PUI merupakan fusi dari dua perhimpunan besar yang didirikan oleh tokoh-tokoh tersebut, yakni Persjarikatan ‘Oelama yang berubah nama menjadi Perikatan Oemmat Islam (POI) pimpinan KH. Abdul Halim yang berkedudukan di Majalengka dan Al-Ittihadijatoel Islamijjah (AII) yang berubah nama menjadi Persatuan Oemmat Islam Indonesia (POII) pimpinan KH. Ahmad Sanusi di Sukabumi, pada tanggal 5 April 1952, dengan satu tujuan, yakni menggalang persatuan dan kesatuan bangsa Indonesia serta untuk mengurangi pertentangan dan perpecahan diantara Ummat Islam. 

PUI terlahir dari kepedulian terhadap nasib bangsa oleh tiga tokohnya yakni KH. Abdul Halim, KH. Ahmad Sanusi, dan Mr. R. Syamsuddin, untuk berjuang melepaskan bangsa Indonesia dari belenggu penjajahan, ketertindasan, kebodohan, kemiskinan, dan politik perpecahan. Ketiganya tidak dapat dipisahkan dari sejarah perjuangan bangsa Indonesia serta memiliki peranan penting dalam menyusun narasi besar lahirnya NKRI sebagai anggota BPUPK. 

Kedua, Kiai Sanusi adalah tokoh sekaligus pemimpin yang berjiwa negarawan. Ketokohan dan kepemimpinannya sudah tak bisa diragukan lagi, baik pada level umat maupun bangsa. Pada level dinamika pembentukan negara, Kiai Sanusi pernah menjadi anggota Badan Penyelidik Usaha-usaha Persiapan Kemerdekaan (BPUPK) pada tahun 1945. Badan inilah kelak yang merumuskan berbagai hal yang dibutuhkan dalam membentuk negara. Bila kita menengok sejarah, kala itu, suasana rapat besar BPUPK yang berlangsung maraton dari 13 hingga 16 Juli 1945, sejak pagi hingga tengah malam, berlangsung alot dan panas.

Selaku Ketua Perancang UUD, kala itu Ir. Soekarno (Bung Karno) melaporkan hasil kerjanya kepada Rapat Besar BPUPKI berupa Rancangan Pernyataan Kemerdekaan yang juga merupakan cikal bakal Pembukaan UUD. Betapapun Bung Karno meyakinkan peserta Rapat Besar bahwa hasil kerja Panitia Sembilan yang dia pimpin merupakan kompromi terbaik antara golongan Islam dan Kebangsaan, pro dan kontra tetap tajam.
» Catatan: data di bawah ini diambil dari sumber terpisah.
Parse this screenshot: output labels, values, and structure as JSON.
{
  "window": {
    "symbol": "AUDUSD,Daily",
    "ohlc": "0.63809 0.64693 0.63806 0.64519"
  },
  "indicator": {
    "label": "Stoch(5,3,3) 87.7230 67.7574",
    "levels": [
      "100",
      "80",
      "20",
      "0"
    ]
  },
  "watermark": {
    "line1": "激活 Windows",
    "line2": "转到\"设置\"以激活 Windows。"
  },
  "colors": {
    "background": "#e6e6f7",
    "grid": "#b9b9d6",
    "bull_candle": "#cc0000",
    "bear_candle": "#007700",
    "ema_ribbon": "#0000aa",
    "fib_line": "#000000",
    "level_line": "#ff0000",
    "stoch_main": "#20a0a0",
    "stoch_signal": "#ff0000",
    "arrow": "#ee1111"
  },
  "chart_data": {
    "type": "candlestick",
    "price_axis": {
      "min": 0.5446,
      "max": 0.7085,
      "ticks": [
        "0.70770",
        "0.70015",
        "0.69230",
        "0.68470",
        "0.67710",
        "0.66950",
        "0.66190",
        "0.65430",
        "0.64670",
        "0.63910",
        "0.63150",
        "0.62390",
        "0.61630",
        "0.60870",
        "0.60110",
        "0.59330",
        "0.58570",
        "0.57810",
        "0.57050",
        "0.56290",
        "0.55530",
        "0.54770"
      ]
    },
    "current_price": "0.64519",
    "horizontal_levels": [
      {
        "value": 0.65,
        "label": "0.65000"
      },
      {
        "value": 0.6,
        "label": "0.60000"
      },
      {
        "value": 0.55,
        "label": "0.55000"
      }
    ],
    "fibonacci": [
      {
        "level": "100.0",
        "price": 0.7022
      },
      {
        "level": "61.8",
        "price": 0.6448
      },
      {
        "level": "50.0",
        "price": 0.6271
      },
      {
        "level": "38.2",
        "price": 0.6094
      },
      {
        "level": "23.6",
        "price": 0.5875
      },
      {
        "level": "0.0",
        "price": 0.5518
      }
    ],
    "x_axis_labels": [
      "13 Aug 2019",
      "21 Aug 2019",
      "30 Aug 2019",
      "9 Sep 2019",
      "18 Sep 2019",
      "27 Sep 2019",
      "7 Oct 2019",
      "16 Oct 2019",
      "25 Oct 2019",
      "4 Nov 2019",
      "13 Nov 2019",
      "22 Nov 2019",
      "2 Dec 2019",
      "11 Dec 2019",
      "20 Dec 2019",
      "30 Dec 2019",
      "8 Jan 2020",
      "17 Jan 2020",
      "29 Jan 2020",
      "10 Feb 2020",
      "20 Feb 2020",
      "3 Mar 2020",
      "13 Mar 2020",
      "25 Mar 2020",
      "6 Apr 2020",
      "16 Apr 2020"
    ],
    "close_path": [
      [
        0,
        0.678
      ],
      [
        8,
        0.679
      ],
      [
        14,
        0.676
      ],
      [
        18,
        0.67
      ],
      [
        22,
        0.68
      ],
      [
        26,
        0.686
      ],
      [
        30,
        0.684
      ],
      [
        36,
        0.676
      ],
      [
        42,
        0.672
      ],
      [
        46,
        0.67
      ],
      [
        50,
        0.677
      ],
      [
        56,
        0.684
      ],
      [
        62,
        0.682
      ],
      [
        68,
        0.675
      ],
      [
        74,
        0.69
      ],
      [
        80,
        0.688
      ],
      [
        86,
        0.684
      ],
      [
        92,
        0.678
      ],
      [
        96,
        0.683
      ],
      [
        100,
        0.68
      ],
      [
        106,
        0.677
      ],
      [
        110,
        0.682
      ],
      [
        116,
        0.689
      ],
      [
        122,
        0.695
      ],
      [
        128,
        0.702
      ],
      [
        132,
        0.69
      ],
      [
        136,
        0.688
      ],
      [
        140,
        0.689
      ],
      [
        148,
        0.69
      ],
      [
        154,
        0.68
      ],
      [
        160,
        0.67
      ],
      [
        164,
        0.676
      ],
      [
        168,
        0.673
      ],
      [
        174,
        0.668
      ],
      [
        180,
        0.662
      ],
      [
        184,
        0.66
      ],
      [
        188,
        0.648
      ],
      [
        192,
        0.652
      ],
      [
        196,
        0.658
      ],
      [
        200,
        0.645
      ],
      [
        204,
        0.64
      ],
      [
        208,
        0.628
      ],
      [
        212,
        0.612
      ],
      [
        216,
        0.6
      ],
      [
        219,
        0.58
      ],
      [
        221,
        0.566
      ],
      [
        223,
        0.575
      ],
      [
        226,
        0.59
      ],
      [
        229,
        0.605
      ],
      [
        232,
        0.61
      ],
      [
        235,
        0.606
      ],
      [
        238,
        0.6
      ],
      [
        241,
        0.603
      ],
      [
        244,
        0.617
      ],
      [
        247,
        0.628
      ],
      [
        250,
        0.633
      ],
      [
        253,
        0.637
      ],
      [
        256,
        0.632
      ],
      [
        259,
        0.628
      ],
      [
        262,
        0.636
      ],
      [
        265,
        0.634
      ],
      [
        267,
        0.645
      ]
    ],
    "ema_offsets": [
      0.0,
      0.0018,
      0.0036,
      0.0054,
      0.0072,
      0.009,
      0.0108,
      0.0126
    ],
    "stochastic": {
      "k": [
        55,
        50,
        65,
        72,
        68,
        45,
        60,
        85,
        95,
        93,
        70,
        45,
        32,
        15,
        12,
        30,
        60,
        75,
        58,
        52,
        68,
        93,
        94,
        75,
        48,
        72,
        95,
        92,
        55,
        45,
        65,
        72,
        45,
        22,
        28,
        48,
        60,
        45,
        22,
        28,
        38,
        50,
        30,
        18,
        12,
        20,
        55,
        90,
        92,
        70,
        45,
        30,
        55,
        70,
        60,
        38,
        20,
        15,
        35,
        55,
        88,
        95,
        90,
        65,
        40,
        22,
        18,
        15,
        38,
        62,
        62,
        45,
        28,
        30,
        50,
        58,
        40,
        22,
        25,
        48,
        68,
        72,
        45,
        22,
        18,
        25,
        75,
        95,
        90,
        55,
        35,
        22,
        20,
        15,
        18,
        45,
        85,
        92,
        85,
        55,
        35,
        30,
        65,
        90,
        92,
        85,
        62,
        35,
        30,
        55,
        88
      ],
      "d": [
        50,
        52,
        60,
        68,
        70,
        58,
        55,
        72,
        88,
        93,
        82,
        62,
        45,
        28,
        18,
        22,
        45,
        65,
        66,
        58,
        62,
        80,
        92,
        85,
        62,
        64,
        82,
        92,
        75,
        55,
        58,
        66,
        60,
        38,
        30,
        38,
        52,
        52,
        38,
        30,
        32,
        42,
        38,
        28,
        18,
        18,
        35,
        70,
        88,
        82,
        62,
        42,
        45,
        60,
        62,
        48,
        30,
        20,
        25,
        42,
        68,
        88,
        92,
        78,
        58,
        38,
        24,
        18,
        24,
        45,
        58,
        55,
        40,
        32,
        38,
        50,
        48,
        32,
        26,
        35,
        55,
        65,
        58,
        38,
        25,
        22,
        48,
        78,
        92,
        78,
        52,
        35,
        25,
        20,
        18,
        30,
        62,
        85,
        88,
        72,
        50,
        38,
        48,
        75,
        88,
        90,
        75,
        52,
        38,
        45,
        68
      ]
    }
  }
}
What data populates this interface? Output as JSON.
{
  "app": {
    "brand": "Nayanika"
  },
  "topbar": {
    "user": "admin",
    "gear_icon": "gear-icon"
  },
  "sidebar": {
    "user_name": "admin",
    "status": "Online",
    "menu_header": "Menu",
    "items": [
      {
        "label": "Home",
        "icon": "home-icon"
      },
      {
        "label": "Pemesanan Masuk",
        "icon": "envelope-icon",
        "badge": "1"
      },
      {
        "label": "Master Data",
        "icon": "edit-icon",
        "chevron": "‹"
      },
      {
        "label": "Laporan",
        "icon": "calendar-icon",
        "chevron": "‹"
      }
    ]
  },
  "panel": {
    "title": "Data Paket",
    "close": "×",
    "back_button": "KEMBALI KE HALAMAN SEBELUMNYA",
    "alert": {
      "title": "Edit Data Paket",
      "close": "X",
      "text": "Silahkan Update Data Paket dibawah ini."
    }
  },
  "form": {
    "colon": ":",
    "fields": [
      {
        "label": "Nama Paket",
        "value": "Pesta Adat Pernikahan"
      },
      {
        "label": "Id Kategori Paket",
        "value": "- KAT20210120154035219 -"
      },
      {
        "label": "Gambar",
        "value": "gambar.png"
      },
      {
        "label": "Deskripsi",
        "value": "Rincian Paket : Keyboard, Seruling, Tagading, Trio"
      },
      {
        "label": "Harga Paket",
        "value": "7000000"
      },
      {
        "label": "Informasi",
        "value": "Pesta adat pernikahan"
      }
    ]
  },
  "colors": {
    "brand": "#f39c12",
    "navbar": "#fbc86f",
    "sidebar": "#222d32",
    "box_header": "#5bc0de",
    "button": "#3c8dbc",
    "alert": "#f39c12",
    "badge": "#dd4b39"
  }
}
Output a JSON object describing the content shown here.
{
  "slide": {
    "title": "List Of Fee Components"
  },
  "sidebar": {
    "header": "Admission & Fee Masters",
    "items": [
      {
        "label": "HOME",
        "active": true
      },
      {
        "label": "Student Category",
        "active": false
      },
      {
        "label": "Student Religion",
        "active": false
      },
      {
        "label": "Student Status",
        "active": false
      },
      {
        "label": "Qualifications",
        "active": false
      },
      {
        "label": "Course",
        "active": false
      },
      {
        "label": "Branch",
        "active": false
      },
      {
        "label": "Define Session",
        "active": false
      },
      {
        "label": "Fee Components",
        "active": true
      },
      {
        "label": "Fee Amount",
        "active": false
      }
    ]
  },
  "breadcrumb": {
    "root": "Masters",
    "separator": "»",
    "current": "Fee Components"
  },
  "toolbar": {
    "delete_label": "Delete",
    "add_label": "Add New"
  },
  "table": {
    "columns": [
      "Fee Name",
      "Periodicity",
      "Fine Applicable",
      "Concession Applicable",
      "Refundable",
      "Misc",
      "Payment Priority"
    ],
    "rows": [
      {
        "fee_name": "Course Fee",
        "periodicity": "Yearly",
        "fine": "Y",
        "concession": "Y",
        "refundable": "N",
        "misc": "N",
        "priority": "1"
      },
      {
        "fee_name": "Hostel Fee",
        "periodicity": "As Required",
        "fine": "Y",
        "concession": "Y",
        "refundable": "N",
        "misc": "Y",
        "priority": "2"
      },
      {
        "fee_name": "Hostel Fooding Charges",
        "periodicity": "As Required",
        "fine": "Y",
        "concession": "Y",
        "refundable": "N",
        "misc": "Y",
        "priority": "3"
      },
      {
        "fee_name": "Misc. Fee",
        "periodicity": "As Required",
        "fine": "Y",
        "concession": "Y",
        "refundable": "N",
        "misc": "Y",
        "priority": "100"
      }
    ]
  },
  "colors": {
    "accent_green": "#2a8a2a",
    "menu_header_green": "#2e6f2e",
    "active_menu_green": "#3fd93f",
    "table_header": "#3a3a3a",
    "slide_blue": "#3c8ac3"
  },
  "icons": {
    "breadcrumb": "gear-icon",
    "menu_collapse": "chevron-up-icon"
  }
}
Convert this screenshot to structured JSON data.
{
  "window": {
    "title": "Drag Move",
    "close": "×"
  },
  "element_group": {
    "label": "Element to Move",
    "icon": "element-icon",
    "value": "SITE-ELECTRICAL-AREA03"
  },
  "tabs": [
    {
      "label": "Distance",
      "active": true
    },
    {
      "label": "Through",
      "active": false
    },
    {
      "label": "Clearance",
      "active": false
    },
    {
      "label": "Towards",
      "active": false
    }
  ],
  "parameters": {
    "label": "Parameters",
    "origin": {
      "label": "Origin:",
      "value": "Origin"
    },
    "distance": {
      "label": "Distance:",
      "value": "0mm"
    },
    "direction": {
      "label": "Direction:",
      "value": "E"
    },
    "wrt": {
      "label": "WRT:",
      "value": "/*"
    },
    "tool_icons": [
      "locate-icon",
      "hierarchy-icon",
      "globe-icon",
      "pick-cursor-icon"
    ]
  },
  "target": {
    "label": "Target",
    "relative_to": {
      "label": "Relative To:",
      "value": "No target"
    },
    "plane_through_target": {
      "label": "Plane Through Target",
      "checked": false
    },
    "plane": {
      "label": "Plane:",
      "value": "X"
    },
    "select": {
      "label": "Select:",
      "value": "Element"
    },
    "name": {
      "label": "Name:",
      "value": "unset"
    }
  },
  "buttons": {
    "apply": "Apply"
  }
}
Di tengah suasana rapat yang makin panas dan menunjukkan tanda-tanda bakal berujung pada jalan buntu dan belum menemukan titik temu, Kiai Sanusi tampil bijak. Seraya menolak voting yang diusulkan Ketua BPUPK, Dr. Radjiman Wedyoningrat. Kala itu, Kiai Sanusi meminta supaya (1) permusyawaratan berjalan tenang, (2) jangan mengambil keputusan dengan tergopoh-gopoh, dan (3) semua peserta rapat berlindung kepada Allah. Interupsi Kiai Sanusi pun berhasil menenangkan rapat besar, dan keesokan harinya, Rancangan Pembukaan UUD diterima dengan suara bulat.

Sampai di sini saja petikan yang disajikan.